Plus de 6 000 personnes ont été tuées en trois jours fin octobre dans la région du Darfour au Soudan lors d'une offensive des Forces de soutien rapide (FSR), selon les Nations unies. L'attaque contre el-Fasher a inclus des atrocités généralisées qui pourraient constituer des crimes de guerre et des crimes contre l'humanité, a rapporté le Haut-Commissariat des Nations unies aux droits de l'homme.
Parallèlement, l'impact de l'intelligence artificielle continue d'être débattu, certains économistes remettant en question son effet immédiat sur la productivité. L'économiste en chef d'Apollo, Torsten Slok, a noté que l'influence de l'IA ne se reflète pas encore dans les données macroéconomiques, faisant écho à un sentiment similaire à l'observation de Robert Solow sur la révolution des PC dans les années 1980. "L'IA est partout sauf dans les données macroéconomiques entrantes", a écrit Slok, ajoutant que les statistiques sur l'emploi, la productivité et l'inflation n'ont pas encore montré de signes de l'impact de la nouvelle technologie, selon Fortune.
L'offensive des FSR au Soudan, qui visait la ville d'el-Fasher, a été décrite par l'ONU comme impliquant "une vague de violence intense choquante par son ampleur et sa brutalité". L'attaque a entraîné la mort de plus de 6 000 personnes.
Dans d'autres nouvelles, les retombées des dossiers Jeffrey Epstein continuent de se dérouler, avec des conséquences importantes en Europe. Plusieurs personnalités européennes, dont des membres de la royauté, des fonctionnaires et des politiciens, sont confrontées à des répercussions, notamment des pertes d'emploi et des démissions, en raison de leurs liens avec le défunt délinquant sexuel reconnu coupable. Cependant, la réponse américaine a été comparativement discrète, selon NPR.
Le débat sur l'impact de l'IA sur la productivité est en cours.
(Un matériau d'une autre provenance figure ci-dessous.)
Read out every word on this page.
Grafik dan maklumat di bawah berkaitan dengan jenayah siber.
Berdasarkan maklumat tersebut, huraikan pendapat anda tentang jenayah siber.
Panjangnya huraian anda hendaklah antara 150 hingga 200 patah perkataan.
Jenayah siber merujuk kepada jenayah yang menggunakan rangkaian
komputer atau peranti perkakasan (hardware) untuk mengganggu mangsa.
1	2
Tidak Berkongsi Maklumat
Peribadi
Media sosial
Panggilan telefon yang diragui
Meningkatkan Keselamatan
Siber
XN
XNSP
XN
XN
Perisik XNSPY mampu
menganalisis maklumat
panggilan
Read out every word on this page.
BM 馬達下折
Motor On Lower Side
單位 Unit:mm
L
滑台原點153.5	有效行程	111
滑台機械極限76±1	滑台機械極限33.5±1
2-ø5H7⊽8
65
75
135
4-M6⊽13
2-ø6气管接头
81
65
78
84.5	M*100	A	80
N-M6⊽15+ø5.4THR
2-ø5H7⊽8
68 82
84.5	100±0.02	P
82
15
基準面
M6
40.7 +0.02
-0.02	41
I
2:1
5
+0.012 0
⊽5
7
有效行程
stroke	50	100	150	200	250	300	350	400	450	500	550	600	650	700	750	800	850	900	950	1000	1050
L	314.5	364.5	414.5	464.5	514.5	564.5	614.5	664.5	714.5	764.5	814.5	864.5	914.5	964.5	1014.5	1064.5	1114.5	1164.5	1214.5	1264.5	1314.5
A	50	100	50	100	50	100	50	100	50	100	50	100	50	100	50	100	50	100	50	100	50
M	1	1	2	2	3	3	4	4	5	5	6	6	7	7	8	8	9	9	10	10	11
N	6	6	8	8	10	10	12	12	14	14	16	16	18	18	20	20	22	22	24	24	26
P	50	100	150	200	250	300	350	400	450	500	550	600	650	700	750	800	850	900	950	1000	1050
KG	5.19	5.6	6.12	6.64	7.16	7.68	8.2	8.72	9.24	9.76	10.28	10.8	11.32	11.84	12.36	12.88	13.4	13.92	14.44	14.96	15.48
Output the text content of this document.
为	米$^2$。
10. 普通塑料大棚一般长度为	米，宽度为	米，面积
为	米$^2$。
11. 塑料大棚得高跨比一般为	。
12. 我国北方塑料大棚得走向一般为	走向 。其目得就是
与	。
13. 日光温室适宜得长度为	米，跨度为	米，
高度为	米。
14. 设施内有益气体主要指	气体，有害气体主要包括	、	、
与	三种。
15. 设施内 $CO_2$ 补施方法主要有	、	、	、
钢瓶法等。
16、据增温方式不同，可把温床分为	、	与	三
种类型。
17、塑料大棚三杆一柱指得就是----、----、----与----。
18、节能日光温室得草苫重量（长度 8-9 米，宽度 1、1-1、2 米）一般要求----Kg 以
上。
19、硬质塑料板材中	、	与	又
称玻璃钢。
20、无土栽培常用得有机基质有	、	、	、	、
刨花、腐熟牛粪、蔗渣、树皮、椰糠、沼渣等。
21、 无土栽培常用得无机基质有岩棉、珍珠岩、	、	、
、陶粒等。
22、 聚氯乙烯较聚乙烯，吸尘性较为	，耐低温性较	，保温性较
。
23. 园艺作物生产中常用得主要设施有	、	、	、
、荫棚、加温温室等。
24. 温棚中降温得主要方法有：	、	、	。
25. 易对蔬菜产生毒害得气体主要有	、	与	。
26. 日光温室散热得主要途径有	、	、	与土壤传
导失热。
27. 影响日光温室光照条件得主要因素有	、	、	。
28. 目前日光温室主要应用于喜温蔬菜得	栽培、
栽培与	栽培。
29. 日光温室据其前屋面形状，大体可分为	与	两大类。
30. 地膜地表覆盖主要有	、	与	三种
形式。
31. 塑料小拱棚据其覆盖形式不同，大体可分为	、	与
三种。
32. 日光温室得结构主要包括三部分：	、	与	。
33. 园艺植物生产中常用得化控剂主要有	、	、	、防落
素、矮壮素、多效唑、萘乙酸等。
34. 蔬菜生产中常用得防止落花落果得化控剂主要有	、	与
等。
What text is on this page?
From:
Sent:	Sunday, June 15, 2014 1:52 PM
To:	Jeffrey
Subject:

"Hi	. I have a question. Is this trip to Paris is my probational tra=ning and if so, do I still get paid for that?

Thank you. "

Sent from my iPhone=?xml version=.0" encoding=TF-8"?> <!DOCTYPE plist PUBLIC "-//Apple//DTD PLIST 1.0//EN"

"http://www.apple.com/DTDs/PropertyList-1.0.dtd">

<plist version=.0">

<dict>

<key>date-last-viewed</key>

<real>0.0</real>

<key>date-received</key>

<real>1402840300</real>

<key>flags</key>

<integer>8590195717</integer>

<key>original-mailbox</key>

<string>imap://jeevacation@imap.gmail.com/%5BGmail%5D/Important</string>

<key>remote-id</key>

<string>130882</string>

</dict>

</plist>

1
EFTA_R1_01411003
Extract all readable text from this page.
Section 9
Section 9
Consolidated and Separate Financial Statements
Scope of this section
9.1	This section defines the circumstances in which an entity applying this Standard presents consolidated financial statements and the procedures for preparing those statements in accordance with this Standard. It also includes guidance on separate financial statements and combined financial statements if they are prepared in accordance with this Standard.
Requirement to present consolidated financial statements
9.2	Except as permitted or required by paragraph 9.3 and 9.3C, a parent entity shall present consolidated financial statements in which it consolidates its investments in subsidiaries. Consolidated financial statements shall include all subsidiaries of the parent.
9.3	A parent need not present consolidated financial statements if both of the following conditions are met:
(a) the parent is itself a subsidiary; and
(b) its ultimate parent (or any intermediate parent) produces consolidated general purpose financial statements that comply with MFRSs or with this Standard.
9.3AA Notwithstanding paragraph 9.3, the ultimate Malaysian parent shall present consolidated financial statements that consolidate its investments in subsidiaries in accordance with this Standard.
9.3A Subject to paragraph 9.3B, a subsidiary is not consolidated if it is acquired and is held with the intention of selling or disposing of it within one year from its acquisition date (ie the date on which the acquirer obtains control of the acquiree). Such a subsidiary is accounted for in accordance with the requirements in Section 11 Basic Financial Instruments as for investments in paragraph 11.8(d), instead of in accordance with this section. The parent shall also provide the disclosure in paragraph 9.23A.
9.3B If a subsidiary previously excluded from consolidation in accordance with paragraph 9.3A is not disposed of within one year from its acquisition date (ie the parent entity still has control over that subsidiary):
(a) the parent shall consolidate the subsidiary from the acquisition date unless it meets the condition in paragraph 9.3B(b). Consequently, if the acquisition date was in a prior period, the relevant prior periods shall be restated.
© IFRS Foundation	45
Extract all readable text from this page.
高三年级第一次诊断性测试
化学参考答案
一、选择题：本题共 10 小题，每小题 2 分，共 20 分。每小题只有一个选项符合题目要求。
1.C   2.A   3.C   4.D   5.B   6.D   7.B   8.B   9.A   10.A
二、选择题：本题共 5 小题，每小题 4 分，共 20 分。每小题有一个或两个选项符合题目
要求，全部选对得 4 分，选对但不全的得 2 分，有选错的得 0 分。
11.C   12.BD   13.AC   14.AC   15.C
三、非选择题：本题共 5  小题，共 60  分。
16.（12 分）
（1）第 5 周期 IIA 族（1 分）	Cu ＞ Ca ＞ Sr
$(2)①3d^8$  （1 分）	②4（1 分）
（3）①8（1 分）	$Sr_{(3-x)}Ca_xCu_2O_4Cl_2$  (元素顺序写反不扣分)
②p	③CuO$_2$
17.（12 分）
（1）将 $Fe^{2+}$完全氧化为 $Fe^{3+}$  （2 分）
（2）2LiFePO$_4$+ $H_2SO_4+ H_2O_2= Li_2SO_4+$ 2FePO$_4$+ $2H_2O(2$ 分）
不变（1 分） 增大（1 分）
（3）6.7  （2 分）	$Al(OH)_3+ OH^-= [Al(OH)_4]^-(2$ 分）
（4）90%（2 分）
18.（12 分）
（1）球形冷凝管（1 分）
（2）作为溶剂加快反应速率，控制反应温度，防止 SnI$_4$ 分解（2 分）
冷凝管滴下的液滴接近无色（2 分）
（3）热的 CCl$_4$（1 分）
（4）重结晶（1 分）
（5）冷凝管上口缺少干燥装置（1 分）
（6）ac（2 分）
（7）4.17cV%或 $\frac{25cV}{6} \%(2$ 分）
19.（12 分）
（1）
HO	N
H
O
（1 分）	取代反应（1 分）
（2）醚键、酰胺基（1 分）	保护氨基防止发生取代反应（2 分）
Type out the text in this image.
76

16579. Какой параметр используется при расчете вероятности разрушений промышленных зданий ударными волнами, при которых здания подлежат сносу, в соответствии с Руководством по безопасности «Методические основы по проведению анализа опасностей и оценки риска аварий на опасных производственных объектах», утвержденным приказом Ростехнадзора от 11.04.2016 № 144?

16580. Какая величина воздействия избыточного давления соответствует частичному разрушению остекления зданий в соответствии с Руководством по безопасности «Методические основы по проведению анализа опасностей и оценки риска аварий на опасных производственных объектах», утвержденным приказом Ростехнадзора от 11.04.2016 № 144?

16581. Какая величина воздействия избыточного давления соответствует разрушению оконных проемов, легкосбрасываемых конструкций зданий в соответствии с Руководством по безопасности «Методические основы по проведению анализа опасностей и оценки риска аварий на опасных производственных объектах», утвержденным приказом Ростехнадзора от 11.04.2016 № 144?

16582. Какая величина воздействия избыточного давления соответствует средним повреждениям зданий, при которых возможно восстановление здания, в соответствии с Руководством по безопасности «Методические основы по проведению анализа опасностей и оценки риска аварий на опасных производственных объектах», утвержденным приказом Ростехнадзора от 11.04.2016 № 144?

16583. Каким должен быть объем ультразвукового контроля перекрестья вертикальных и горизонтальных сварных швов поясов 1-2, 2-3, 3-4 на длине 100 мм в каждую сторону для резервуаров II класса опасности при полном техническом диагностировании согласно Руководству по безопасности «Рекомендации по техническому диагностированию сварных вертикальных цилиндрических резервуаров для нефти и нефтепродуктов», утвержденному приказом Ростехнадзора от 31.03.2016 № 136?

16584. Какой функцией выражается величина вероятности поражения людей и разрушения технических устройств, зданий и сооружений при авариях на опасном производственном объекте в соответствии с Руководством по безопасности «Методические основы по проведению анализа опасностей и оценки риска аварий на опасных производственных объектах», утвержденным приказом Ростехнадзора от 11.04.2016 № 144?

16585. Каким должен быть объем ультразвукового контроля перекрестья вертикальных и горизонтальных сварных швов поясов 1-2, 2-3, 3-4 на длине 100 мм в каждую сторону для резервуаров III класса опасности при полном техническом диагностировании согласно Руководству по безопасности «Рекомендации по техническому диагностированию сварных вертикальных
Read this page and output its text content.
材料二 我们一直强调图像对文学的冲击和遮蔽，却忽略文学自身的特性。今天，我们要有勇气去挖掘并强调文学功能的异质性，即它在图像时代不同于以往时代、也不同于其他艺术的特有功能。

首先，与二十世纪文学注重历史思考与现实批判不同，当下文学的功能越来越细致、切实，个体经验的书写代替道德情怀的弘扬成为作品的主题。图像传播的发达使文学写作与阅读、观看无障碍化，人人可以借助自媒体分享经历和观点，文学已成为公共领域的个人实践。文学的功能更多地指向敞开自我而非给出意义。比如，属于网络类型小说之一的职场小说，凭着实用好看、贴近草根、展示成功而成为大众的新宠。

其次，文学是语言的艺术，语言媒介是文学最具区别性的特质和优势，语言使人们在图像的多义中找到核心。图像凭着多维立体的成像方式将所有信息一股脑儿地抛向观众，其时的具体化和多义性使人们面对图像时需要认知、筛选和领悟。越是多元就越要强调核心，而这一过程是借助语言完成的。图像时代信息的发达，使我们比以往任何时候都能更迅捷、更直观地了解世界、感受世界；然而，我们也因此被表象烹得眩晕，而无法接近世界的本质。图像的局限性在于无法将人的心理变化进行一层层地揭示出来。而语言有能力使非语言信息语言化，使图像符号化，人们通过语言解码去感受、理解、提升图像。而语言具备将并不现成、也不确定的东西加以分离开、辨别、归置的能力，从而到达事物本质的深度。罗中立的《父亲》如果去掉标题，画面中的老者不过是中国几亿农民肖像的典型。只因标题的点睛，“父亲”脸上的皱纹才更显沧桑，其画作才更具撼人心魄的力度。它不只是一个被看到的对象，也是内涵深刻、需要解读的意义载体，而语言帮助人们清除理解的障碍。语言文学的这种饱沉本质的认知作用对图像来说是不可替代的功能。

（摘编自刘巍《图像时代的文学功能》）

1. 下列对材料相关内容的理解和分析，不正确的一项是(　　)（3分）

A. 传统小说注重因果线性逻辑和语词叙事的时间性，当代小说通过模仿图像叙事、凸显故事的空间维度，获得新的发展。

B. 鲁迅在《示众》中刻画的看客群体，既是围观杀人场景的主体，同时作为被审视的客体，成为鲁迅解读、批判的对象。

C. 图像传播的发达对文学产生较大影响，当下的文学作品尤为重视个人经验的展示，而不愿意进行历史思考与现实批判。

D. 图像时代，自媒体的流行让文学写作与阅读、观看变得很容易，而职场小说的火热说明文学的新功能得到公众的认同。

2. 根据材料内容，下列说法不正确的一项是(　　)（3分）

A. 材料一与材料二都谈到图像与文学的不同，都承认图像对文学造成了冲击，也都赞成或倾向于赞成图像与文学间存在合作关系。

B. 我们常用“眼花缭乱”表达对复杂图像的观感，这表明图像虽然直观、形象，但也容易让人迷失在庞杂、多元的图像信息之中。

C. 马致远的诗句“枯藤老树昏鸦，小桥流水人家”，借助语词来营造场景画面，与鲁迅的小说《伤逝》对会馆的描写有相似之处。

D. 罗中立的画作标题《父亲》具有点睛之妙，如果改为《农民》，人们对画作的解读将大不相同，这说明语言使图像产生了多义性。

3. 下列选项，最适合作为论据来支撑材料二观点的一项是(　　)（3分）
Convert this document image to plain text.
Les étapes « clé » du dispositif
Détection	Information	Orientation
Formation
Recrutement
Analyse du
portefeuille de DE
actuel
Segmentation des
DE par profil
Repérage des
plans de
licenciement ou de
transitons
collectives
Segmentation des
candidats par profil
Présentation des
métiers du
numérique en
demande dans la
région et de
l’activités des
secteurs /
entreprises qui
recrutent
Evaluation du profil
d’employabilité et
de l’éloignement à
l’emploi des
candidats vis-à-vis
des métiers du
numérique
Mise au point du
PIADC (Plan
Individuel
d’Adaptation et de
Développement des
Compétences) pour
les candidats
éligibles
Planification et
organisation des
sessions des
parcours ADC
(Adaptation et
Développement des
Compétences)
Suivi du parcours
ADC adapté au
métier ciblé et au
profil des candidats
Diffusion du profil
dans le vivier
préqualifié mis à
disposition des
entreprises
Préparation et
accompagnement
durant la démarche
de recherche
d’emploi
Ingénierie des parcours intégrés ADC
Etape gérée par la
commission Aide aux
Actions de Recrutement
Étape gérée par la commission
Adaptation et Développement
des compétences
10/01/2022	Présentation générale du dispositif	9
Certains experts suggèrent que les avantages de la technologie pourraient ne pas être immédiatement apparents, suivant un schéma en "courbe en J" où les investissements initiaux précèdent des gains importants. Cependant, Slok et d'autres n'ont pas encore vu de preuves de cela dans les données.
Dans un autre incident, Ars Technica a rétracté un article qui contenait des citations fabriquées générées par un outil d'IA et attribuées à une source qui ne les avait pas prononcées. La publication a déclaré qu'il s'agissait d'une grave défaillance de ses normes, car les citations directes doivent toujours refléter ce qu'une source a réellement dit. La publication a examiné les travaux récents et n'a pas identifié d'autres problèmes, ce qui indique qu'il s'agit d'un incident isolé.